@Ionus,
If I were you, ionus, (thank the gods I'm not), I would go back and reread your post of June 5, 11:15pm, #5,967,445) in which you wonder why someone is talking about psychrometers which measure moisture when we're talking about temperature, to which Farmerman replies truthfully that they are preferctly capable of measuring temperature too, rather than just moisture, as you apparently think. Which makes Walter's post relevant, farmerman right, and your repeated castigationl of him bullshit. If you thinbk he's a Gomer, you're a goober. Your whole argument is bullshit.. Just drop the point now
You've had so many misguided posts lately, it's hard to know where to start. You might look at the history of average temperaturek, for one. Takjing the min and max for a day and averaging them to get an average temp, is in fact perfectly a correect procedure. That fits exactly whjat an average of two points is, and that's the way it has been defined for more than a century, and the scientists of that century were perfectly willing to accept it. In a pre=computer time, which things were until just about the start of this century, it was easily calculable, even b y hand, comparable with daily averages from other weather stations/cities, and easily reportable, and yielded manageable data sets. It also does in fact give a good picture of what's happening over time--if things get colder, it'll go down. If they get warmer, it'll go up. They generally reported min and max temps as well as averages too, somewhow you neglect that. And when they calculated ave. temp for a location, they calculated it over a long period, often ten years, which smooths out the variability from one hot day, or one cold day when a typhoon blew through (which negates your recent objection). The people who compiled these statistics (and they were doing them a century before anyone knew GW existed) were not the unsophisticated baboons youu seem to think them. They were scientists, and statisticians, and they thought about the problems involved, more than you have, apparently.

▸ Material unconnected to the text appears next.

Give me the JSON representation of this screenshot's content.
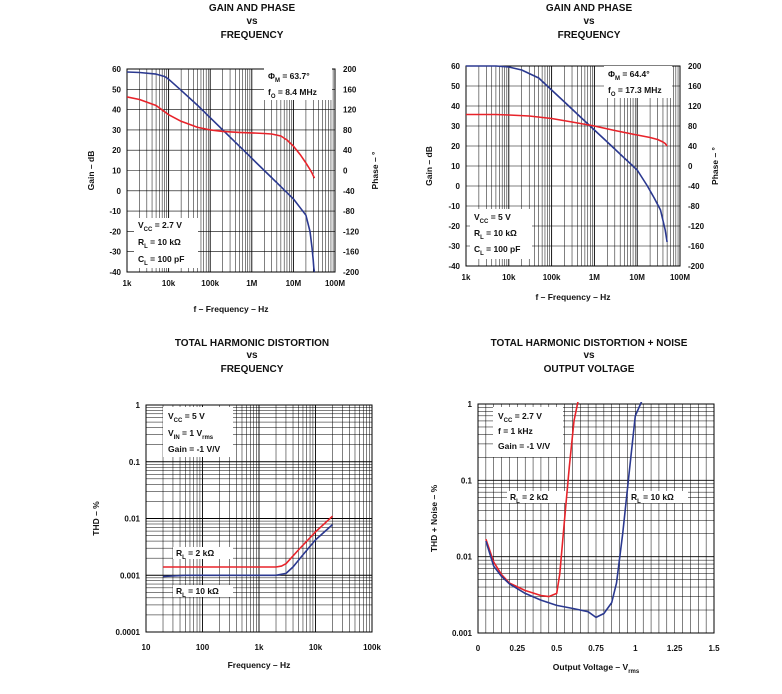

What did they use the temps for ? Same things we do, obviously. What kind of temperature are you likely to find in your city or another one if you v9isit, when can you put your down parka in the closet, when is it safe to plant something without a frost likely to kill it--that's a big one with farmers (and incidentally a couple years ago the USDA moved all agricultural growing zones one zone northward, necessitated since their last growing zone map in the 60s, because GW had changed what would grow where, and they're hard-headed and VERY practical people, because literally billions of dollars ride on their decision. They looked at the temps and made the decision. THAT's one way temps are used used, and it's in line with GW)(and in line with reality too).